If anything, education is a textbook example of an area where we would prefer not to use an open-label approach. We are working with a test population that's highly suggestible and treatments that rely heavily on the subjects' attitude. Under these conditions, telling subjects that they are about to receive a treatment is highly likely to bias the results.

And in the case of charter schools, students aren't just told they are about to receive a treatment; they are often told, in the most dramatic way possible, that they are about to have their lives transformed. Pedagogically, this is a good idea. It helps establish the belief that the student will succeed, a belief that can easily become self-fulfilling. Statistically, though, it greatly muddies the waters.

Watch the first minute of this Sixty Minutes segment. Look at the expressions of the father leaping out of his seat with excitement and the mother and daughter crying with joy.
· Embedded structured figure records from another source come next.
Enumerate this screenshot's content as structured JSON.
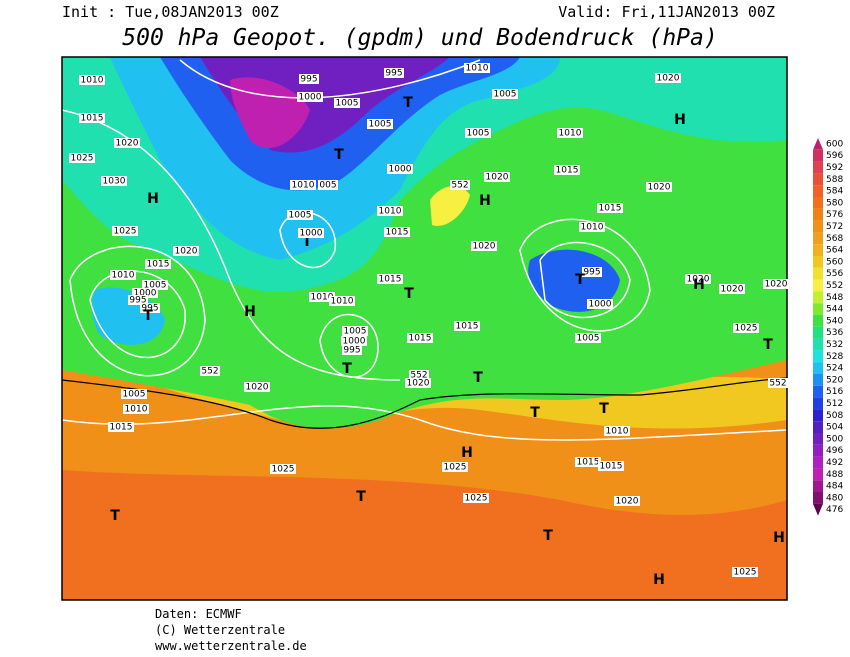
{
  "header": {
    "init": "Init : Tue,08JAN2013 00Z",
    "valid": "Valid: Fri,11JAN2013 00Z",
    "title": "500 hPa Geopot. (gpdm) und Bodendruck (hPa)"
  },
  "footer": [
    "Daten: ECMWF",
    "(C) Wetterzentrale",
    "www.wetterzentrale.de"
  ],
  "colorbar": {
    "labels": [
      "600",
      "596",
      "592",
      "588",
      "584",
      "580",
      "576",
      "572",
      "568",
      "564",
      "560",
      "556",
      "552",
      "548",
      "544",
      "540",
      "536",
      "532",
      "528",
      "524",
      "520",
      "516",
      "512",
      "508",
      "504",
      "500",
      "496",
      "492",
      "488",
      "484",
      "480",
      "476"
    ],
    "colors": [
      "#c0206a",
      "#d03060",
      "#e04050",
      "#e85038",
      "#f06028",
      "#f07020",
      "#f08018",
      "#f09018",
      "#f0a020",
      "#f0b020",
      "#f0c820",
      "#f0e030",
      "#f8f040",
      "#c0f030",
      "#80e830",
      "#40e040",
      "#20e080",
      "#20e0b0",
      "#20e0e0",
      "#20c0f0",
      "#2090f0",
      "#2060f0",
      "#2040e0",
      "#3020d0",
      "#5020c0",
      "#7020c0",
      "#9020c0",
      "#b020c0",
      "#c020b0",
      "#a01890",
      "#801070",
      "#600050"
    ]
  },
  "map": {
    "labels": [
      "1010",
      "1015",
      "1020",
      "1025",
      "1030",
      "H",
      "1025",
      "1020",
      "1015",
      "1010",
      "1005",
      "1000",
      "995",
      "995",
      "T",
      "H",
      "1005",
      "1010",
      "1015",
      "1020",
      "552",
      "995",
      "1000",
      "1005",
      "995",
      "T",
      "1005",
      "T",
      "1000",
      "1010",
      "005",
      "1005",
      "1010",
      "T",
      "1000",
      "1015",
      "1015",
      "T",
      "1010",
      "1010",
      "1005",
      "1000",
      "995",
      "T",
      "1015",
      "552",
      "1020",
      "1010",
      "1005",
      "1005",
      "1010",
      "1015",
      "1020",
      "552",
      "H",
      "1020",
      "1015",
      "1010",
      "995",
      "T",
      "1000",
      "1015",
      "T",
      "1005",
      "T",
      "T",
      "1010",
      "1020",
      "H",
      "1020",
      "1020",
      "H",
      "1020",
      "1020",
      "1025",
      "T",
      "552",
      "1025",
      "T",
      "H",
      "1025",
      "1025",
      "1015",
      "1015",
      "1020",
      "T",
      "T",
      "H",
      "1025",
      "H"
    ]
  }
}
You'd have to be emotionally dead not to empathize with this family's feelings, but you'd also have to be a poor statistician not to wonder if those emotions contributed to student success.
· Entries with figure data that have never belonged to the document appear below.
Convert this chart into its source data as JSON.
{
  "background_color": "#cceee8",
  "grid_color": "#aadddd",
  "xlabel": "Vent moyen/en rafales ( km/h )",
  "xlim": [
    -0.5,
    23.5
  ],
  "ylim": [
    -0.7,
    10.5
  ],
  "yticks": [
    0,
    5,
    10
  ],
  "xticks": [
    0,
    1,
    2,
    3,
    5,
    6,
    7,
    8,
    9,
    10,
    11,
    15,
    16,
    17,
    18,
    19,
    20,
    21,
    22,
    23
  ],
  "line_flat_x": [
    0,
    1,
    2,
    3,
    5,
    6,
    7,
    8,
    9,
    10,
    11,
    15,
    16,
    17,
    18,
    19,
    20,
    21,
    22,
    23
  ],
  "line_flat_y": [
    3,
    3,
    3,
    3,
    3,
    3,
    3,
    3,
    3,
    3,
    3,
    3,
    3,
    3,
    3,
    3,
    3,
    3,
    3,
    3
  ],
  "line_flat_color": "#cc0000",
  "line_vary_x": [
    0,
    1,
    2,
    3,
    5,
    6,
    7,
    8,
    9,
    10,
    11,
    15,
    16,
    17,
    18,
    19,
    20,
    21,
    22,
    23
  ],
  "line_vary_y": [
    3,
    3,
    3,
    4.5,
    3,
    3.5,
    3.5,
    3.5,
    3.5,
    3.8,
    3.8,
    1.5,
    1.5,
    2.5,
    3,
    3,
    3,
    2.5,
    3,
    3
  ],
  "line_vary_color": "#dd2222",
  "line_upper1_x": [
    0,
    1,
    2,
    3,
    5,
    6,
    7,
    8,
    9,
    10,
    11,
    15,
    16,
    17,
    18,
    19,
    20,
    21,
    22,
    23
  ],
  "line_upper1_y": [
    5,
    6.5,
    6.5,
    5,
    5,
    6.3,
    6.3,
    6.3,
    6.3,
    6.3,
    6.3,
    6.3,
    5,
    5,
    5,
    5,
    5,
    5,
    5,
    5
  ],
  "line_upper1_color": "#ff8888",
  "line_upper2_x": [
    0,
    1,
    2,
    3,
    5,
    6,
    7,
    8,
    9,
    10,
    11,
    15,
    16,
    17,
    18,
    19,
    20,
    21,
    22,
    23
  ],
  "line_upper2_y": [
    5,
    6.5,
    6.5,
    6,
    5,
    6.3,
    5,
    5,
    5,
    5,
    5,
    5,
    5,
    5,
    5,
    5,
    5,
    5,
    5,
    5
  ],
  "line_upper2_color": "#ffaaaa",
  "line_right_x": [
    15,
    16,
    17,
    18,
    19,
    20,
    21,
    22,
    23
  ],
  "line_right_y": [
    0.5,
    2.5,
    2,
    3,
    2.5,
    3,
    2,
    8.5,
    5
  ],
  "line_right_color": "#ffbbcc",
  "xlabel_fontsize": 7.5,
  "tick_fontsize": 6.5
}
update: I probably should have mentioned that there is reason to suspect that group dynamics may amplify the placebo effect here.

1 comment:

  1. I suspect that this could be handled by making the control population another intervention.

    In geenral, the poitn here seems to be that analzying the results of the lottery winners/losers may be possibily misleading. i would add in that loss to follow-up (counselling out, as you call it) would likely be the dominant effect in direct comparisons between schools. Analyzing lottery winners/losers using an "intention to treat" approach woudl remove the issue of differential loss to follow-up but would not account for halo or placebo effects.